Full Sail University

Hall of Fame Inductee Mark Diaz’s Path from Struggling Student to AAA Game Developer

How he turned an early interest in programming into a flourishing career in the video game industry.

A headshot of a man with short brown hair and a black t-shirt smiling against a white background.

Since graduating from Full Sail University in 2014, Mark Diaz has gone on to contribute to some of the biggest games of the last decade, including id Software’s massively successful revitalization of the DOOM franchise and Insomniac’s Marvel’s Spider-Man 2. A Lead Gameplay Programmer at Insomniac Games and currently in development on Marvel’s Wolverine, Mark’s road to success didn’t come without its hurdles.

When I was in high school, I realized [game development] could be a career because I just couldn't see myself doing anything else.”

For most of his youth, Mark felt unfulfilled in educational settings, preferring the controlled chaos of the games that consumed his off-time. From Super Nintendo classics like Super Mario Bros. 3 to niche Sega Genesis titles, Mark had an acute interest in the exploration of new worlds and game mechanics. And when he first played Nintendo’s The Legend of Zelda: Ocarina of Time, the role of games in his life crystalized.

“That was the game that made me realize I wanted to make games because it was the first game that made me feel like I was really in another world.
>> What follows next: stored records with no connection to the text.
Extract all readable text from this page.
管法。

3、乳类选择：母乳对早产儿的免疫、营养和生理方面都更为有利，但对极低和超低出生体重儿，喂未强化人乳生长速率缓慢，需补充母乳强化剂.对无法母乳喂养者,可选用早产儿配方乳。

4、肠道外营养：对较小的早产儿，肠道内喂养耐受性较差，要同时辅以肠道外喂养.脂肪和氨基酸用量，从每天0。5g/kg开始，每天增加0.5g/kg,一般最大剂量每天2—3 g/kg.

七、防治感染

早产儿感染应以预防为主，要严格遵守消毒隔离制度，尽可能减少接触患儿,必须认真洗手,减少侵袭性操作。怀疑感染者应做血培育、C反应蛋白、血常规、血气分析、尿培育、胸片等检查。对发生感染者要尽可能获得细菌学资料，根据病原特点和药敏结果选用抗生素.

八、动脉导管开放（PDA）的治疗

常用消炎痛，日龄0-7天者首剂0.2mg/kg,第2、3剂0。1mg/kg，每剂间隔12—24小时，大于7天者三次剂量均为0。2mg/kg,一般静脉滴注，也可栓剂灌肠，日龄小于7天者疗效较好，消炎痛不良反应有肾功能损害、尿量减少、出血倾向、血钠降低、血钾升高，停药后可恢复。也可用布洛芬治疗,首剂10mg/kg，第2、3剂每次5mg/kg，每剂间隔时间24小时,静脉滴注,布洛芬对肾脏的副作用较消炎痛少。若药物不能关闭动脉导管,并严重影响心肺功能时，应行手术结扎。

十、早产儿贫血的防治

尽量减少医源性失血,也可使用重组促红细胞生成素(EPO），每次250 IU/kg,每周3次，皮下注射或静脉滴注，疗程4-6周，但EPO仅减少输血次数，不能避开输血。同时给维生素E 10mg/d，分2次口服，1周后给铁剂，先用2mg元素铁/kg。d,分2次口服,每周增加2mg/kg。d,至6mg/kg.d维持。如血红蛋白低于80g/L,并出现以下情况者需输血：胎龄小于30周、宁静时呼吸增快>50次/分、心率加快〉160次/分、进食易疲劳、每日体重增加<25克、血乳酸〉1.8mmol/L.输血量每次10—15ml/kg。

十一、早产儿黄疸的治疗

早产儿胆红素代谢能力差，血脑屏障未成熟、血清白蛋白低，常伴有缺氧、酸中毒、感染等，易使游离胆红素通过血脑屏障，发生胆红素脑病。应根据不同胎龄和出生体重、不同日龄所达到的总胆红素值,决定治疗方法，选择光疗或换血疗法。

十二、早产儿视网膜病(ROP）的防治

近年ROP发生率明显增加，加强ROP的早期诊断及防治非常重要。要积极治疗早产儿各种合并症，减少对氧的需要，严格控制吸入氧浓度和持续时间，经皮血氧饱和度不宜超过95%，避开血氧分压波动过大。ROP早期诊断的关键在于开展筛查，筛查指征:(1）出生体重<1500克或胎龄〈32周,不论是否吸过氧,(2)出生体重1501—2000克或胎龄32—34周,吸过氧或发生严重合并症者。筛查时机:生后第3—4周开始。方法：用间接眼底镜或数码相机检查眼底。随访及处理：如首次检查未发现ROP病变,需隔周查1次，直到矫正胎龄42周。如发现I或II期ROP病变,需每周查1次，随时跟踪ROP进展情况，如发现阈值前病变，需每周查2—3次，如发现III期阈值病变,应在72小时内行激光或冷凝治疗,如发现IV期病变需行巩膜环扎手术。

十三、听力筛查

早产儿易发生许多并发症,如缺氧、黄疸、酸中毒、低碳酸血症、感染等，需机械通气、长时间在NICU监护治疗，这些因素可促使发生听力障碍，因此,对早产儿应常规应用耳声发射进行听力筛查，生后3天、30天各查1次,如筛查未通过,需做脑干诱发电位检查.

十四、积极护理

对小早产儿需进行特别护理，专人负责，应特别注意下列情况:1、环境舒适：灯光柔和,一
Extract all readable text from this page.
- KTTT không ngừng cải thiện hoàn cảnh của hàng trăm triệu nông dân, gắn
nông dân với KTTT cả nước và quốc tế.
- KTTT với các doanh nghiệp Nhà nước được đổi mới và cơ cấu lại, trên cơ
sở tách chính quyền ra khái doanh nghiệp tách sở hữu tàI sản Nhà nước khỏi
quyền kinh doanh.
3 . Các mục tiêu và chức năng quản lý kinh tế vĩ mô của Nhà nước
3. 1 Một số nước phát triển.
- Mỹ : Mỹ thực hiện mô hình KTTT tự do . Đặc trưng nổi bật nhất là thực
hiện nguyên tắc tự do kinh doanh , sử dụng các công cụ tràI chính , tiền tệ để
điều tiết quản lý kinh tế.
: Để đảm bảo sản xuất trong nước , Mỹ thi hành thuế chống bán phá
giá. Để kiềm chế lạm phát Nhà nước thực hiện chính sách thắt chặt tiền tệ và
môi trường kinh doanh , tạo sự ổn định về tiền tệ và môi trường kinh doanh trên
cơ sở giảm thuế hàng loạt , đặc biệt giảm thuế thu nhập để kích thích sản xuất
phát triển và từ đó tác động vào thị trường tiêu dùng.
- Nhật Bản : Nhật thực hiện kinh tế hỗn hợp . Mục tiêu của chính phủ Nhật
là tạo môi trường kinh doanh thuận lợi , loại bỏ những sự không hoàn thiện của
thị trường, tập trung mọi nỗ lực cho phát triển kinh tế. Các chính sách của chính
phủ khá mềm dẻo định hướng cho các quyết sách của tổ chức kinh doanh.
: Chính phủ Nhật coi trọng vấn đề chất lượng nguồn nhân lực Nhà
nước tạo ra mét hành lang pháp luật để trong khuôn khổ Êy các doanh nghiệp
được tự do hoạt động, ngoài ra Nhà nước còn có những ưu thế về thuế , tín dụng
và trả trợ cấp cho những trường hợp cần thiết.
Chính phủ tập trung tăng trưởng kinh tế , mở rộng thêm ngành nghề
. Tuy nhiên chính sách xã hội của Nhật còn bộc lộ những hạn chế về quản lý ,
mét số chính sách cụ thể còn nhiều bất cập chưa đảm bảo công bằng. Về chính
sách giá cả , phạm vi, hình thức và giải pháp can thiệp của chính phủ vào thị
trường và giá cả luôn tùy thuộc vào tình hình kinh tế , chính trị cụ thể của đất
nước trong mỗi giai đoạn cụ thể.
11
And that just got me excited about trying to make my own worlds too.”

Though disinterested in traditional learning, the young programmer excelled when it came to creativity and technical skills, creating his own stories in the style of Choose Your Own Adventure books and later, learning to write programs on a scientific calculator.

“[My buddy] taught me how to write some simple programs on the TI-83 calculator, and once I sort of like stuck my toe into that water, I just dove straight in… I made just text-based adventure games the same way I made those Choose Your Own Adventure books. But now, I could make it more simulated and I had more control over it. I could have combat and I could have items and inventory and power-ups and hit points and enemies.

“When I was in high school, I realized [game development] could be a career because I just couldn't see myself doing anything else.”

He enrolled in a traditional college after high school, but his attraction to games didn’t subside, putting Mark in a difficult position. “I got [to college] and I just couldn't bring myself to stop playing Diablo II. I didn't go to any of my classes and I ended up on academic probation.”

By his second semester, Bethesda’s genre-defining Elder Scrolls IV: Oblivion released, and all hope for Mark’s success at a traditional school dissolved. “I ended up with like a 1.5 GPA by the end of my first year at college.”

After serving in the U.S. Navy, Mark utilized his military benefits to finally pursue his long-time goal of making his own games and enrolled at Full Sail to study game development.

At Full Sail, Mark discovered that school didn’t have to be as tiresome and unengaging as Mark had remembered it to be. The life-long “bad student” suddenly found himself at the top of his class.

“It was here at Full Sail that I finally felt like I had found my calling,” he says. “I would show up on the first day of every class and I would look around the room at the other students, and I would think to myself, ‘I’m going to get a higher grade than everybody in this classroom.’ And it wasn't malicious. I didn't sabotage anyone to do it, but it was just a way to motivate myself to work harder.”

Excelling in his studies, Mark graduated as the valedictorian of his graduating class with a 3.8 GPA – a far cry from the student he once was.

“It seems silly to say, ‘Do all your homework and go to class and you'll do well.’ But that's what I did and that's where I started, and that's really worked out for me.”

After working with Full Sail’s Career Development department, Mark landed an interview with celebrated AAA developer id Software. The studio behind DOOM – which set the standard for the first-person shooter genre – served as an ideal landing place for the game-loving grad.

DOOM was one of the games that was responsible for the poor grades I got in high school,” jokes Mark. “It was the first time I'd ever seen a first-person game. And then there was like a light bulb moment that went off when I realized I was seeing this world through someone else's eyes like I was in a hole. I was on Mars fighting demons, you know? And it was me. It was my eyes seeing that.”

From full circle moments to multiple AAA releases in just 10 years in the games industry, Mark has been able to take his childhood obsession from hobby to career, saying, “I like to put myself back into my shoes as best I can. I'll go back and play the games I played as a kid and just draw inspiration from that… It reminds me that games are fun and that I'm doing something that I dreamed of doing as a kid.”